CNJ cria comitê composto por oito membros da sociedade civil para garantir transparência e aproximar Judiciário à população
Sob a liderança do ministro Edson Fachin, o Conselho Nacional de Justiça (CNJ) formalizou a composição do Comitê Diretivo do Observatório Nacional da Integridade e Transparência do Poder Judiciário. A iniciativa, oficializada pela Portaria 355/25, visa fortalecer a governança e a ética no sistema de Justiça, aproximando-o da sociedade.
O Comitê Diretivo é formado por representantes da sociedade civil, da magistratura estadual, da Justiça Federal e da Justiça do Trabalho, além de um membro indicado pela Corregedoria Nacional de Justiça. Essa composição mista busca trazer uma perspectiva externa e plural para o monitoramento das atividades judiciais.

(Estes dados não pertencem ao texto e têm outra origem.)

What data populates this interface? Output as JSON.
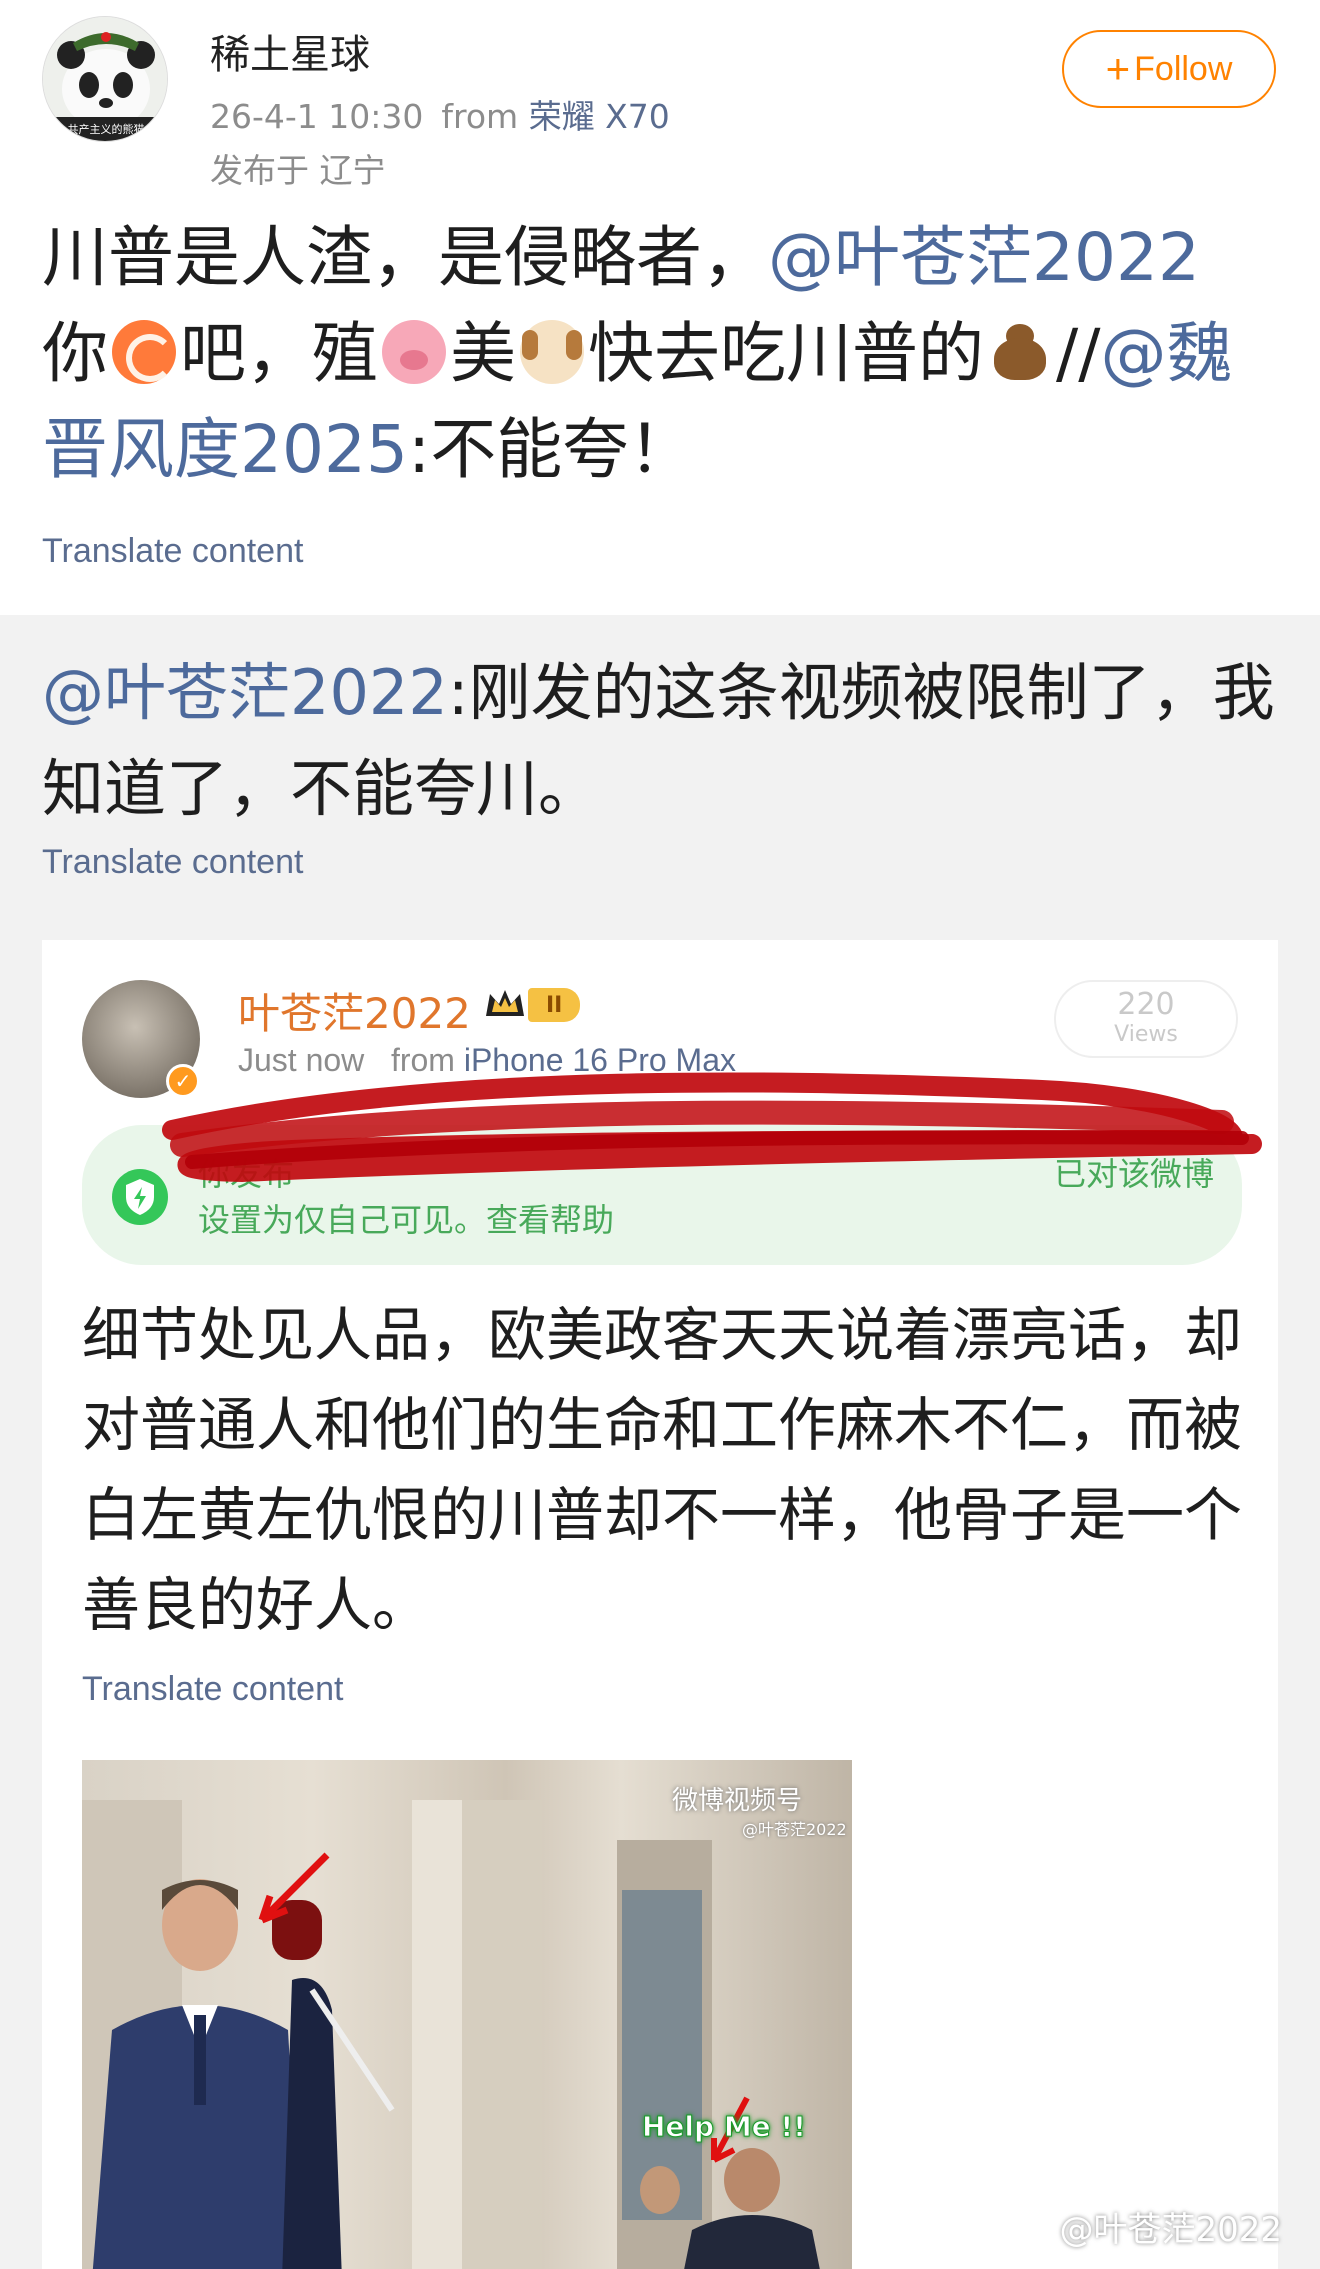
{
  "post": {
    "author": "稀土星球",
    "avatar_caption": "共产主义的熊猫",
    "time": "26-4-1 10:30",
    "from_label": "from",
    "device": "荣耀 X70",
    "location": "发布于 辽宁",
    "follow_label": "Follow",
    "text": {
      "t1": "川普是人渣，是侵略者，",
      "mention1": "@叶苍茫2022",
      "t2": "你",
      "t3": "吧，殖",
      "t4": "美",
      "t5": "快去吃川普的",
      "t6": "//",
      "mention2": "@魏晋风度2025",
      "t7": ":不能夸！"
    },
    "translate_label": "Translate content"
  },
  "repost": {
    "mention": "@叶苍茫2022",
    "text": ":刚发的这条视频被限制了，我知道了，不能夸川。",
    "translate_label": "Translate content"
  },
  "screenshot": {
    "author": "叶苍茫2022",
    "level": "II",
    "time": "Just now",
    "from_label": "from",
    "device": "iPhone 16 Pro Max",
    "views_count": "220",
    "views_label": "Views",
    "notice_line1": "你发布",
    "notice_line1_end": "已对该微博",
    "notice_line2": "设置为仅自己可见。查看帮助",
    "body": "细节处见人品，欧美政客天天说着漂亮话，却对普通人和他们的生命和工作麻木不仁，而被白左黄左仇恨的川普却不一样，他骨子是一个善良的好人。",
    "translate_label": "Translate content",
    "video_watermark": "微博视频号",
    "video_watermark_sub": "@叶苍茫2022",
    "video_caption": "Help Me !!"
  },
  "footer_watermark": "@叶苍茫2022",
  "colors": {
    "accent": "#ff8200",
    "link": "#4d6a9c",
    "muted": "#8c8c8c",
    "notice_green": "#48a95a",
    "scribble": "#c0090e"
  }
}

A atuação do Observatório inclui o monitoramento e a avaliação de padrões de integridade e transparência, elaboração de diagnósticos, indicadores e relatórios periódicos, além da identificação de riscos de corrupção e vulnerabilidades institucionais. O objetivo é consolidar a confiança da sociedade no Judiciário através de ações baseadas em evidências e cooperação nacional e internacional.
INCLUSÃO DA SOCIEDADE CIVIL
A Portaria 352/25, que criou o Observatório, foi alterada para ampliar o número de representantes da sociedade civil, passando de cinco para oito membros. Essa mudança reforça o compromisso do CNJ com a participação popular na fiscalização.
A lista de indicados para o Comitê inclui nomes de peso como Maria Paula Dallari Bucci, Loiane Prado Verbicaro e Oscar Vilhena Vieira, especialistas com vasta experiência em direito e gestão pública. Também foram nomeados membros da magistratura, como o desembargador Francisco Rodrigues de Oliveira Neto, designado como consultivo.
A juíza Clara Mota, Secretária-Geral do CNJ, atuará como Secretária Executiva do Comitê, enquanto a presidência do Observatório ficará a cargo do presidente do Conselho.